Beginning with V8.2 sendmail, the -X
command-line
switch can be used to record all input and output, SMTP traffic,
and other significant transactions.
The form of the -X
(transaction) command-line switch looks like this:
-Xfile
Space between the -X
and the file
is optional. The
file
may be specified as either as a full or a relative pathname.
For security the -X
command-line switch always causes
sendmail to give up its root privilege unless it was
run by root.
If the transaction file
cannot be opened for writing, the
following error is printed and no logging is done:
cannot openfile
Otherwise, the file is opened in append mode, and each line that is written to it looks like this:
pid what detail
The pid
is the process identification number of the sendmail
that added the line. The what
is one of these three symbols:
<<<
This is input. It is either text that is read on the standard input or parts of an SMTP dialog that were read on a socket connection.
>>>
This is output. It is either something that sendmail printed to its standard output, or something that it sent over an SMTP connection.
===
This is an event. The only two events that are currently logged are CONNECT for connection to a host and EXEC for execution of a delivery agent.
To illustrate, consider sending a mail message to yourself and to a friend at another site:
%/usr/lib/sendmail -X /tmp/xfile -oQ/tmp yourself,friend@remote.host
To: yourself,friend@remote.host Subject: test This is a test. .
These few lines of input produce a long /tmp/xfile. The first few lines of that file are illustrative:
29559 <<< To: yourself,friend@remote.host 29559 <<< Subject: test 29559 <<< 29559 <<< This is a test. 29559 <<< . 29561 === CONNECT remote.host 29561 <<< 220 remote.host ESMTP Sendmail 8.7.5; Sun, 12 May 1996 08:06:47 -0600 (MDT) 29561 >>> EHLO your.host 29561 <<< 250-remote.host Hello you@your.host [206.54.76.122], pleased to meet you 29561 <<< 250-8BITMIME 29561 <<< 250-SIZE 29561 <<< 250-DSN 29561 <<< 250-VERB 29561 <<< 250-ONEX 29561 <<< 250 HELP 29561 >>> MAIL From:<your@your.host> SIZE=65 29561 <<< 250 <your@your.host>... Sender ok 29561 >>> RCPT To:<friend@remot.host> 29561 <<< 250 Recipient ok 29561 >>> DATA 29561 <<< 354 Enter mail, end with "." on a line by itself 29561 >>> The first line of data here, 29561 >>> the second line of data here, 29561 >>> and so on.

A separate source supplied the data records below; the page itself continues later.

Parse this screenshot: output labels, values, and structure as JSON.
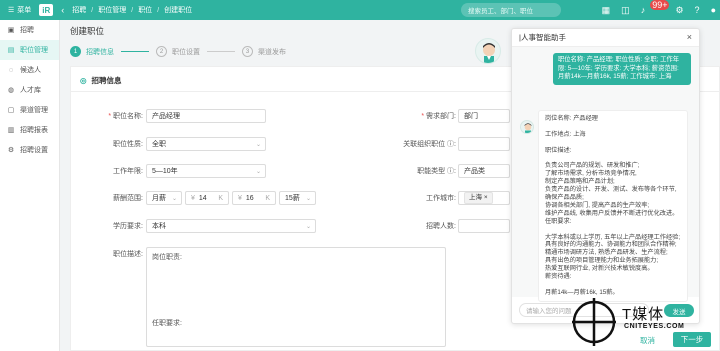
{
  "topbar": {
    "menu_label": "菜单",
    "logo_text": "iR",
    "breadcrumbs": [
      "招聘",
      "职位管理",
      "职位",
      "创建职位"
    ],
    "search_placeholder": "搜索员工、部门、职位",
    "notification_count": "99+"
  },
  "sidebar": {
    "items": [
      {
        "label": "招聘",
        "icon": "briefcase-icon"
      },
      {
        "label": "职位管理",
        "icon": "document-icon",
        "active": true
      },
      {
        "label": "候选人",
        "icon": "user-icon"
      },
      {
        "label": "人才库",
        "icon": "users-icon"
      },
      {
        "label": "渠道管理",
        "icon": "channel-icon"
      },
      {
        "label": "招聘报表",
        "icon": "chart-icon"
      },
      {
        "label": "招聘设置",
        "icon": "gear-icon"
      }
    ]
  },
  "page": {
    "title": "创建职位",
    "steps": [
      {
        "num": "1",
        "label": "招聘信息"
      },
      {
        "num": "2",
        "label": "职位设置"
      },
      {
        "num": "3",
        "label": "渠道发布"
      }
    ]
  },
  "form": {
    "section_title": "招聘信息",
    "job_name": {
      "label": "职位名称:",
      "value": "产品经理"
    },
    "department": {
      "label": "需求部门:",
      "value": "部门"
    },
    "job_nature": {
      "label": "职位性质:",
      "value": "全职"
    },
    "related_org": {
      "label": "关联组织职位",
      "value": ""
    },
    "experience": {
      "label": "工作年限:",
      "value": "5—10年"
    },
    "job_type": {
      "label": "职能类型",
      "value": "产品类"
    },
    "salary": {
      "label": "薪酬范围:",
      "period": "月薪",
      "min": "14",
      "min_unit": "K",
      "max": "16",
      "max_unit": "K",
      "months": "15薪",
      "currency": "¥"
    },
    "city": {
      "label": "工作城市:",
      "value": "上海"
    },
    "education": {
      "label": "学历要求:",
      "value": "本科"
    },
    "headcount": {
      "label": "招聘人数:",
      "value": ""
    },
    "description": {
      "label": "职位描述:",
      "line1": "岗位职责:",
      "line2": "任职要求:"
    }
  },
  "assistant": {
    "title": "|人事智能助手",
    "user_message": "职位名称: 产品经理; 职位性质: 全职; 工作年限: 5—10年; 学历要求: 大学本科; 薪资范围: 月薪14k—月薪16k, 15薪; 工作城市: 上海",
    "reply_lines": [
      "岗位名称: 产品经理",
      "",
      "工作地点: 上海",
      "",
      "职位描述:",
      "",
      "负责公司产品的规划、研发和推广;",
      "了解市场需求, 分析市场竞争情况,",
      "制定产品策略和产品计划;",
      "负责产品的设计、开发、测试、发布等各个环节,",
      "确保产品品质;",
      "协调各相关部门, 提高产品的生产效率;",
      "维护产品线, 收集用户反馈并不断进行优化改进。",
      "任职要求:",
      "",
      "大学本科或以上学历, 五年以上产品经理工作经验;",
      "具有良好的沟通能力、协调能力和团队合作精神;",
      "精通市场调研方法, 熟悉产品研发、生产流程;",
      "具有出色的项目管理能力和业务拓展能力;",
      "热爱互联网行业, 对新兴技术敏锐度高。",
      "薪资待遇:",
      "",
      "月薪14k—月薪16k, 15薪。"
    ],
    "input_placeholder": "请输入您的问题",
    "send_label": "发送"
  },
  "watermark": {
    "word": "T媒体",
    "url": "CNITEYES.COM"
  },
  "footer": {
    "cancel_label": "取消",
    "next_label": "下一步"
  },
  "colors": {
    "brand": "#2fb3a0",
    "required": "#e84a4a"
  }
}
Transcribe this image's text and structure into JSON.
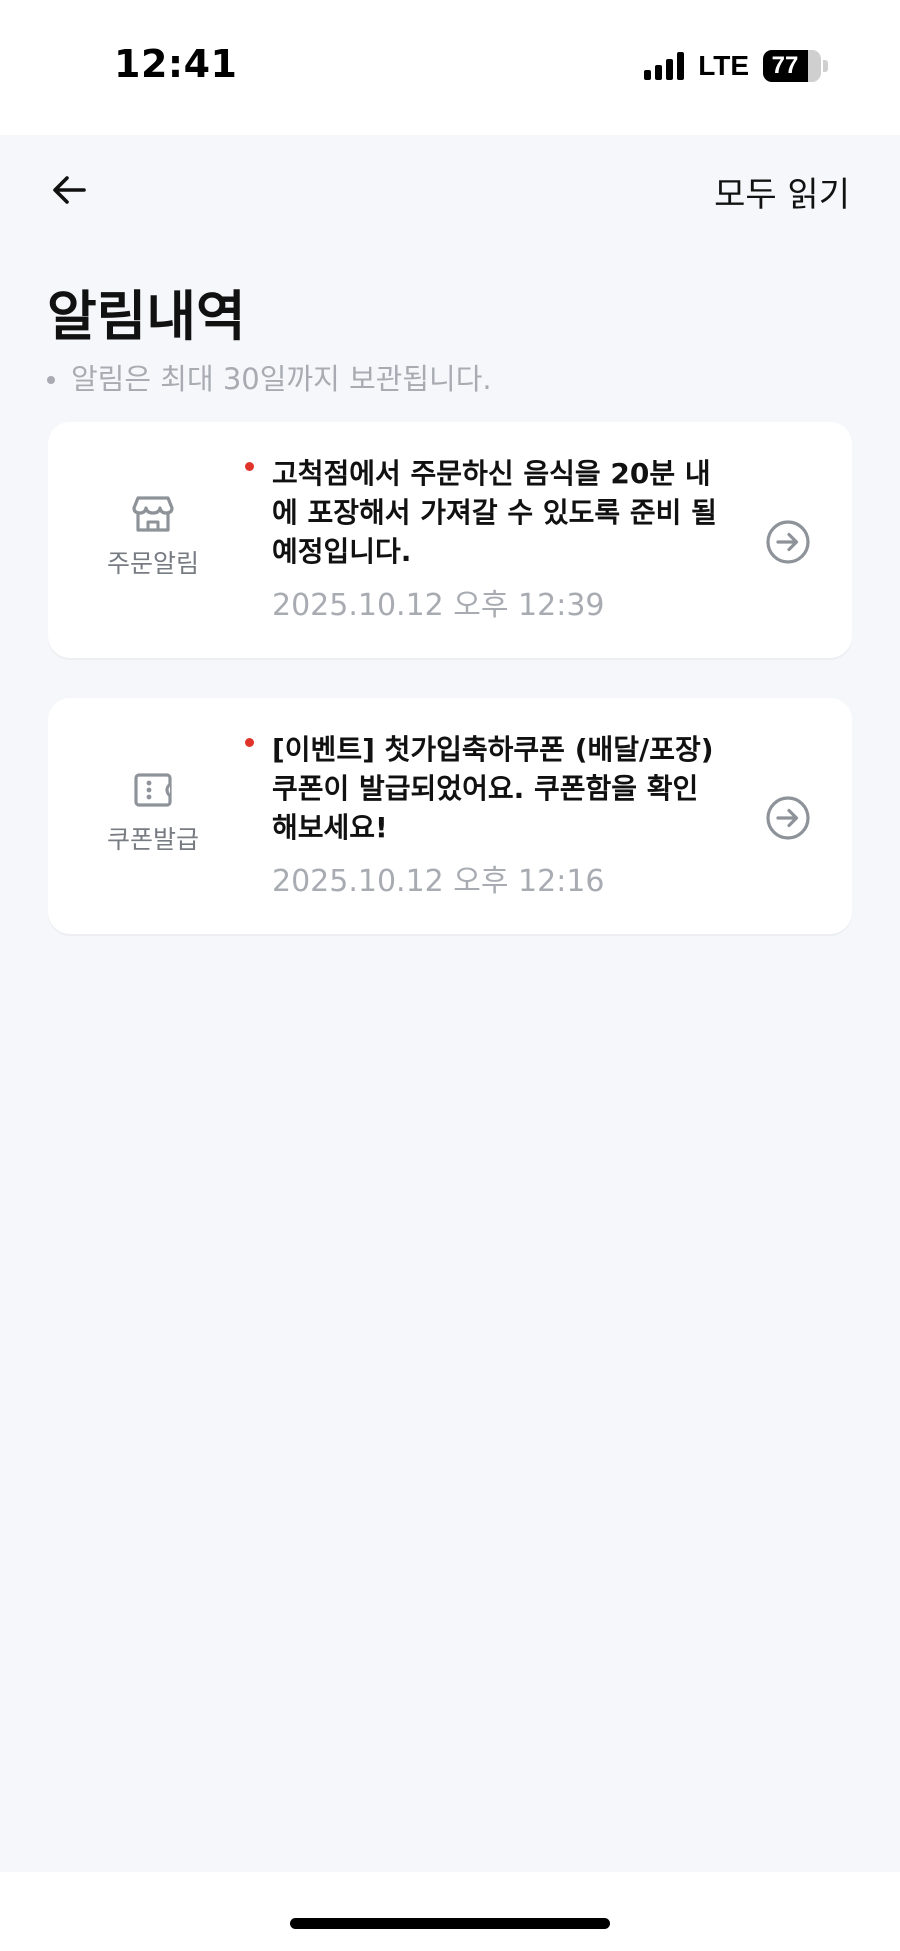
{
  "status_bar": {
    "time": "12:41",
    "network": "LTE",
    "battery": "77",
    "battery_level": 0.77
  },
  "nav": {
    "back_icon": "arrow-left-icon",
    "read_all_label": "모두 읽기"
  },
  "page": {
    "title": "알림내역",
    "note": "알림은 최대 30일까지 보관됩니다."
  },
  "notifications": [
    {
      "category": "주문알림",
      "icon": "store-icon",
      "unread": true,
      "message_lines": [
        "고척점에서 주문하신 음식을 20분 내",
        "에 포장해서 가져갈 수 있도록 준비 될",
        "예정입니다."
      ],
      "time": "2025.10.12 오후 12:39"
    },
    {
      "category": "쿠폰발급",
      "icon": "ticket-icon",
      "unread": true,
      "message_lines": [
        "[이벤트] 첫가입축하쿠폰 (배달/포장)",
        "쿠폰이 발급되었어요. 쿠폰함을 확인",
        "해보세요!"
      ],
      "time": "2025.10.12 오후 12:16"
    }
  ],
  "colors": {
    "background": "#f6f7fa",
    "card": "#ffffff",
    "unread_dot": "#e0342b",
    "muted_text": "#a8acb2",
    "icon_gray": "#8e9299"
  }
}
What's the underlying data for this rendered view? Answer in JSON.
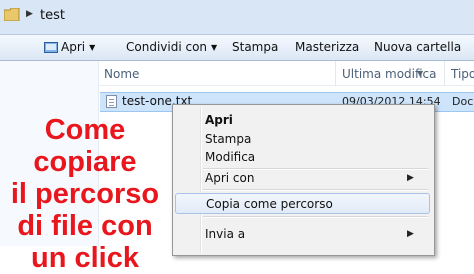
{
  "address_bar": {
    "path_label": "test"
  },
  "toolbar": {
    "open_label": "Apri",
    "share_label": "Condividi con",
    "print_label": "Stampa",
    "burn_label": "Masterizza",
    "new_folder_label": "Nuova cartella"
  },
  "columns": {
    "name": "Nome",
    "modified": "Ultima modifica",
    "type": "Tipo"
  },
  "file": {
    "name": "test-one.txt",
    "modified": "09/03/2012 14:54",
    "type": "Docu"
  },
  "context_menu": {
    "items": [
      "Apri",
      "Stampa",
      "Modifica",
      "Apri con",
      "Copia come percorso",
      "Invia a"
    ]
  },
  "overlay_text": {
    "line1": "Come copiare",
    "line2": "il percorso",
    "line3": "di file con",
    "line4": "un click"
  },
  "colors": {
    "overlay": "#e8161d",
    "selection": "#cde4fb",
    "toolbar": "#dce7f5"
  }
}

Notice that the process ID changes. After sendmail collects the message, it fork(2)s and exec(2)s to handle the actual delivery.
Because these transaction files include message bodies, they should
be guarded. Never use the -X
switch with the daemon unless
you are prepared for a huge file and the possibility of disclosing
message contents to nonprivileged users.